27. August 2025, 23:53
Wer an Bad Ischl denkt, tappt unwillkürlich in die Nostalgiefalle. Hier verbrachte Kaiser Franz Joseph I. bekanntlich die Sommermonate. Unter seiner scheinbar ewig währenden Regentschaft erlebte der beschauliche Ort als heimliche Hauptstadt Kakaniens seine Blüte. Bis heute ist die Ischler Kaiservilla ein Touristenmagnet. Wer sie betritt, befindet sich allerdings gewissermaßen mitten in einem Tierfriedhof. Das Treppenhaus der kaiserlichen Sommerresidenz ist mit tausenden Jagdtrophäen geschmückt - mit Überresten von Tieren, die der Kaiser persönlich erlegt haben soll. Man könnte dieses Treppenhaus als morbiden Treppenwitz der Geschichte bezeichnen, denn akkurat im malerischen Ischl besiegelte Kaiser Franz Joseph I. das Schicksal Europas.
Jagdtrophäen als Menetekel
Am 28. Juli 1914 unterschrieb der greise Herrscher eine Kriegserklärung an Serbien. Die Urkatastrophe des 20. Jahrhunderts, der Erste Weltkrieg, war nicht mehr aufzuhalten. Zwischen Ironie und Zynismus pendelt mitunter auch die Kunst Erwin Wurms, der dieser Tage kopflose Anzüge im Park der Kaiservilla platziert, als wollte er - gewohnt leichtfüßig - auf die Abwesenheit der Körper hinweisen, auf das Resultat der großen Materialschlacht also. Dem Pathos früherer Künstlergenerationen, der großen expressiven Geste, wollte der heute 71-jährige Erwin Wurm stets mit Ironie begegnen, was die Kritik mitunter dazu verleitete, das Werk des Erfolgskünstlers als banal zu brandmarken. In diesem Fall freilich bleibt dem Kunstpublikum das Lachen im Halse stecken.
Ich glaube, dass man schwere, ernste Themen nicht mit Pathos behandeln sollte. Pathos macht die Leute klein und drückt sie nieder.

APA/KERSTIN SCHELLER
Erwin Wurms fettes Cabrio im Park der Kaiservilla in Bad Ischl
Auf Einladung Alfred Weidingers, Geschäftsführer der OÖ-Landes-Kultur GmbH, bespielt Erwin Wurm nicht nur den Park der Ischler Kaiservilla, sondern auch das so genannte Marmorschlössl.

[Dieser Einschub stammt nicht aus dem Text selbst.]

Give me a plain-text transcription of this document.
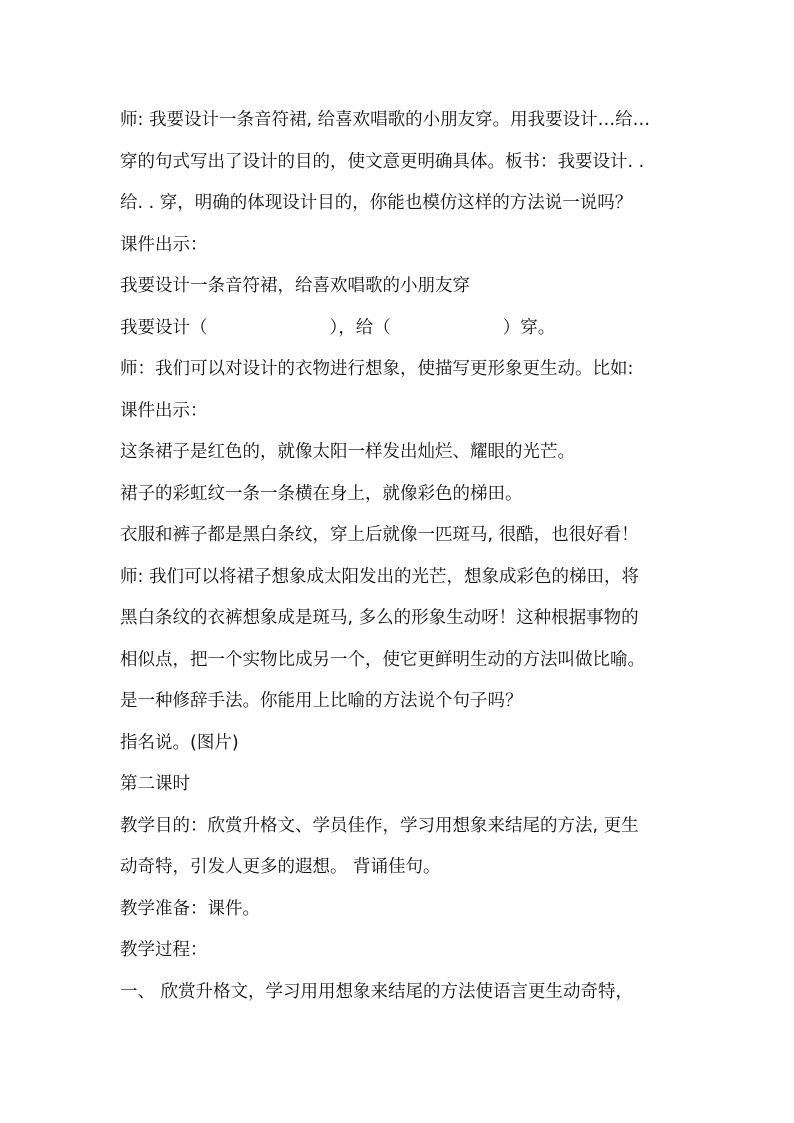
师: 我要设计一条音符裙, 给喜欢唱歌的小朋友穿。用我要设计…给…
穿的句式写出了设计的目的，使文意更明确具体。板书：我要设计. .
给. . 穿，明确的体现设计目的，你能也模仿这样的方法说一说吗？
课件出示：
我要设计一条音符裙，给喜欢唱歌的小朋友穿
我要设计（	），给（	）穿。
师：我们可以对设计的衣物进行想象，使描写更形象更生动。比如:
课件出示：
这条裙子是红色的，就像太阳一样发出灿烂、耀眼的光芒。
裙子的彩虹纹一条一条横在身上，就像彩色的梯田。
衣服和裤子都是黑白条纹，穿上后就像一匹斑马, 很酷，也很好看！
师: 我们可以将裙子想象成太阳发出的光芒，想象成彩色的梯田，将
黑白条纹的衣裤想象成是斑马, 多么的形象生动呀！这种根据事物的
相似点，把一个实物比成另一个，使它更鲜明生动的方法叫做比喻。
是一种修辞手法。你能用上比喻的方法说个句子吗？
指名说。(图片)
第二课时
教学目的：欣赏升格文、学员佳作，学习用想象来结尾的方法, 更生
动奇特，引发人更多的遐想。 背诵佳句。
教学准备：课件。
教学过程：
一、 欣赏升格文，学习用用想象来结尾的方法使语言更生动奇特，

Damit tritt er in die Fußstapfen des chinesischen Kunststars Ai Wei Wei, dem im Kulturhauptstadtjahr 2024 dieselbe Ehre zuteil wurde. Bis 26. Oktober ist ein Best-Of des Wurmschen Oeuvres zu sehen, dessen Erfolgsrezept nicht zuletzt darin liegt, dass es niederschwellig rezipierbar ist, oder - neudeutsch formuliert - „instagrammable“. Selfies mit Wurms ikonischen Arbeiten fluten tatsächlich die Sozialen Netzwerke.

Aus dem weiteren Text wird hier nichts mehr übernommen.